Monday, March 19, 2012

Trajectory of a Fiery Liberal

He was a pharmacist who completed the two year course in six months. Like many druggists of his day he wanted more. I know the feeling. Our sameness ends there.

He was unknown nationally when he addressed the 1948 Democratic convention and stirred the conscience of the delegates plus 60 million radio listeners. His words caused Mississippi and Alabama to storm out of the hall…

To those who say that we are rushing this issue of civil rights, I say to them we are 172 years too late! To those who say, this civil rights program is an infringement on states' rights, I say this: the time has arrived in America for the Democratic Party to get out of the shadow of states' rights and walk forthrightly into the bright sunshine of human rights!

The pro-civil-rights plank was narrowly adopted and as a result the South splintered off from the party and formed the Dixiecrats which projected Truman’s defeat except that good sense and an aroused Black vote prevailed, returning him to office.

This champion for civil rights also spoke out for disarmament and was the first to propose Medicare in 1949 and the Peace Corps. He was elected senator three times before and twice after his term as vice-president.

As a liberal Senator he was largely responsible for passage of the Civil Rights Act of 1964. It is useful to read the words of the Southern opposition because today’s right wing rhetoric relies on the same recycled phrases. …invasion of our liberties, federal government overreach, these people (Blacks) never had it so good.
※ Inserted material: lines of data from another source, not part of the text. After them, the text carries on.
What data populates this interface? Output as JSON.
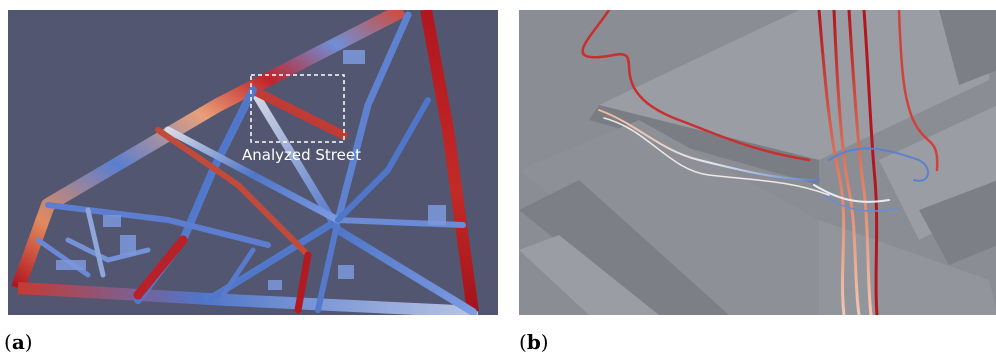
{
  "figure": {
    "panel_a": {
      "caption_label": "a",
      "annotation": "Analyzed Street",
      "background": "#525670"
    },
    "panel_b": {
      "caption_label": "b",
      "background": "#878a90"
    },
    "colors": {
      "low": "#4f76c9",
      "mid": "#d9dde8",
      "high": "#b1151f"
    }
  }
}
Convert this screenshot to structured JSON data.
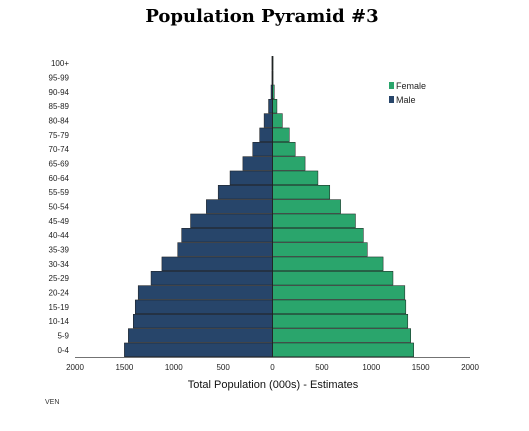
{
  "chart_data": {
    "type": "bar",
    "orientation": "horizontal-pyramid",
    "title": "Population Pyramid #3",
    "xlabel": "Total Population (000s) - Estimates",
    "ylabel": "",
    "footnote": "VEN",
    "xlim": [
      -2000,
      2000
    ],
    "x_ticks": [
      -2000,
      -1500,
      -1000,
      -500,
      0,
      500,
      1000,
      1500,
      2000
    ],
    "x_tick_labels": [
      "2000",
      "1500",
      "1000",
      "500",
      "0",
      "500",
      "1000",
      "1500",
      "2000"
    ],
    "categories": [
      "0-4",
      "5-9",
      "10-14",
      "15-19",
      "20-24",
      "25-29",
      "30-34",
      "35-39",
      "40-44",
      "45-49",
      "50-54",
      "55-59",
      "60-64",
      "65-69",
      "70-74",
      "75-79",
      "80-84",
      "85-89",
      "90-94",
      "95-99",
      "100+"
    ],
    "legend_position": "top-right",
    "grid": false,
    "series": [
      {
        "name": "Female",
        "color": "#2aa56c",
        "values": [
          1430,
          1400,
          1370,
          1350,
          1340,
          1220,
          1120,
          960,
          920,
          840,
          690,
          580,
          460,
          330,
          230,
          170,
          100,
          45,
          18,
          5,
          2
        ]
      },
      {
        "name": "Male",
        "color": "#27456a",
        "values": [
          1500,
          1460,
          1410,
          1390,
          1360,
          1230,
          1120,
          960,
          920,
          830,
          670,
          550,
          430,
          300,
          200,
          130,
          85,
          40,
          15,
          4,
          2
        ]
      }
    ]
  }
}
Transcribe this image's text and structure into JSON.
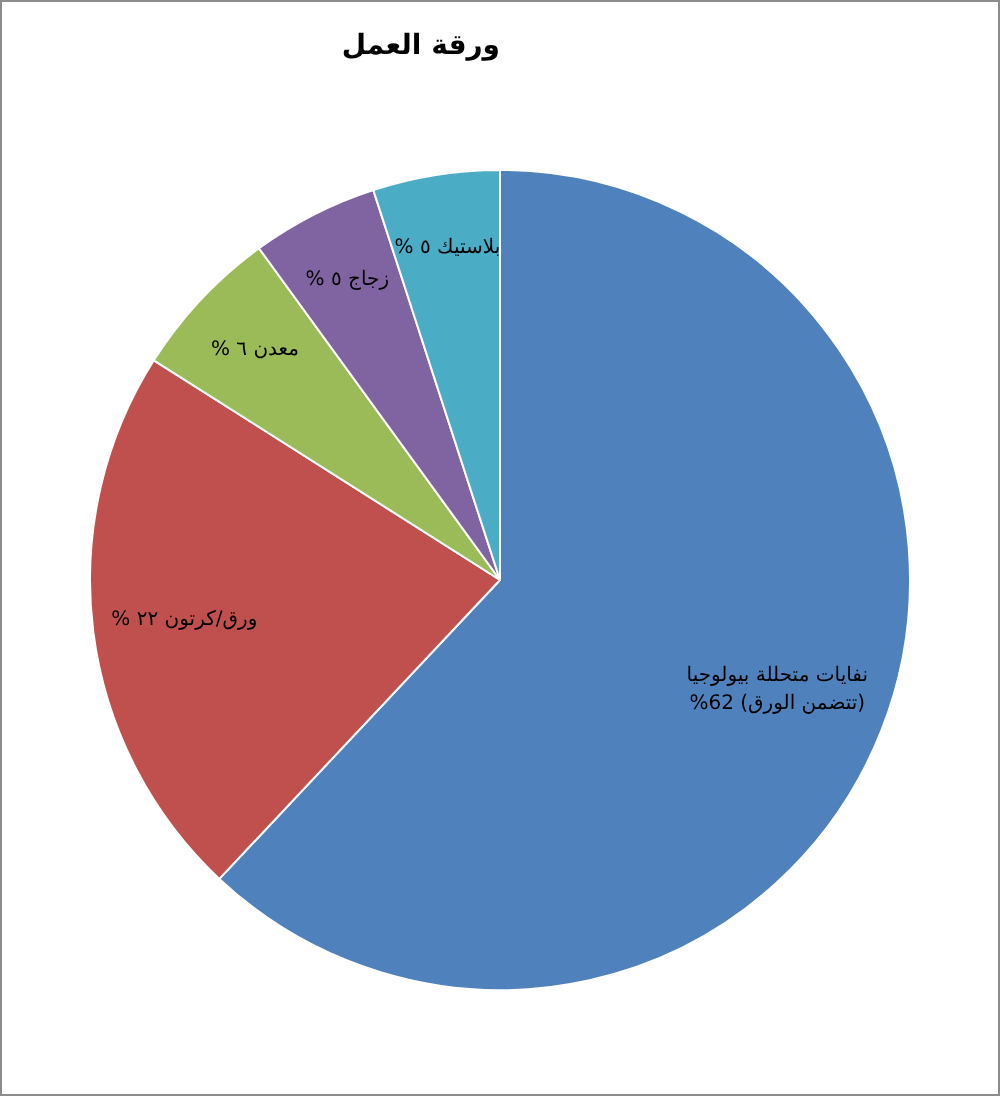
{
  "chart_data": {
    "type": "pie",
    "title": "ورقة العمل",
    "categories": [
      "نفايات متحللة بيولوجيا (تتضمن الورق)",
      "ورق/كرتون",
      "معدن",
      "زجاج",
      "بلاستيك"
    ],
    "values": [
      62,
      22,
      6,
      5,
      5
    ],
    "colors": [
      "#4f81bd",
      "#c0504d",
      "#9bbb59",
      "#8064a2",
      "#4bacc6"
    ],
    "value_labels": [
      "62%",
      "٢٢ %",
      "٦ %",
      "٥ %",
      "٥ %"
    ]
  }
}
He persuaded and cajoled the moderate Republicans, under Everett Dirksen, to gain their vote. In those days the Democrats needed 67 votes, not 60, to break a filibuster and they got it. To demonstrate how far we have devolved, the final passage received more Republican votes than Democratic.

Hubert Humphrey was the man. As Lyndon Johnson’s vice president in 1964 he spoke out at a cabinet meeting against the Vietnam War. His opposition to the bombing put him in LBJ’s doghouse for the next four years. Humphrey was never asked to Camp David and never flew in Air Force One… until invited, years later, by Jimmy Carter. Every public statement had to be cleared by Johnson.
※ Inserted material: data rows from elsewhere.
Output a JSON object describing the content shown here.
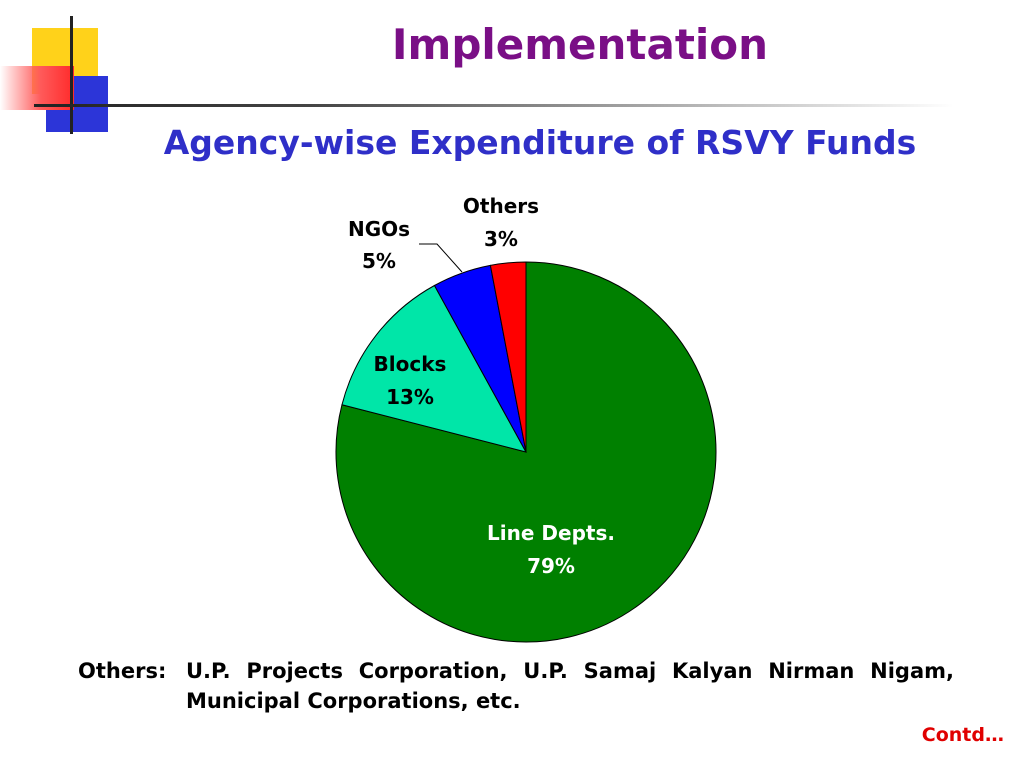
{
  "slide": {
    "title": "Implementation",
    "subtitle": "Agency-wise Expenditure of RSVY Funds",
    "note_label": "Others:",
    "note_text": "U.P. Projects Corporation, U.P. Samaj Kalyan Nirman Nigam, Municipal Corporations, etc.",
    "footer": "Contd…"
  },
  "colors": {
    "title": "#7a0f86",
    "subtitle": "#2f2fc8",
    "footer": "#e00000"
  },
  "chart_data": {
    "type": "pie",
    "title": "Agency-wise Expenditure of RSVY Funds",
    "start_angle_deg": 0,
    "direction": "clockwise",
    "legend": "none",
    "slices": [
      {
        "label": "Line Depts.",
        "value": 79,
        "value_label": "79%",
        "color": "#008000",
        "label_color": "#ffffff"
      },
      {
        "label": "Blocks",
        "value": 13,
        "value_label": "13%",
        "color": "#00e6a8",
        "label_color": "#000000"
      },
      {
        "label": "NGOs",
        "value": 5,
        "value_label": "5%",
        "color": "#0000ff",
        "label_color": "#000000"
      },
      {
        "label": "Others",
        "value": 3,
        "value_label": "3%",
        "color": "#ff0000",
        "label_color": "#000000"
      }
    ]
  }
}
By 1968 he became closely (and wrongly) identified with the president’s war policy which led to the protests in Chicago. The anti-war movement disowned him and the election went to Nixon by less than half a percent in popular vote. It was said that Johnson actually wanted Humphrey defeated.

After a year in academia he was returned to the Senate by a twenty point margin. However he is largely remembered as a muffled (perhaps muzzled) voice of Liberalism; a fiery Liberal who flamed out, another tragic political figure of the 20th century whose principles got crushed in the machinery of the system.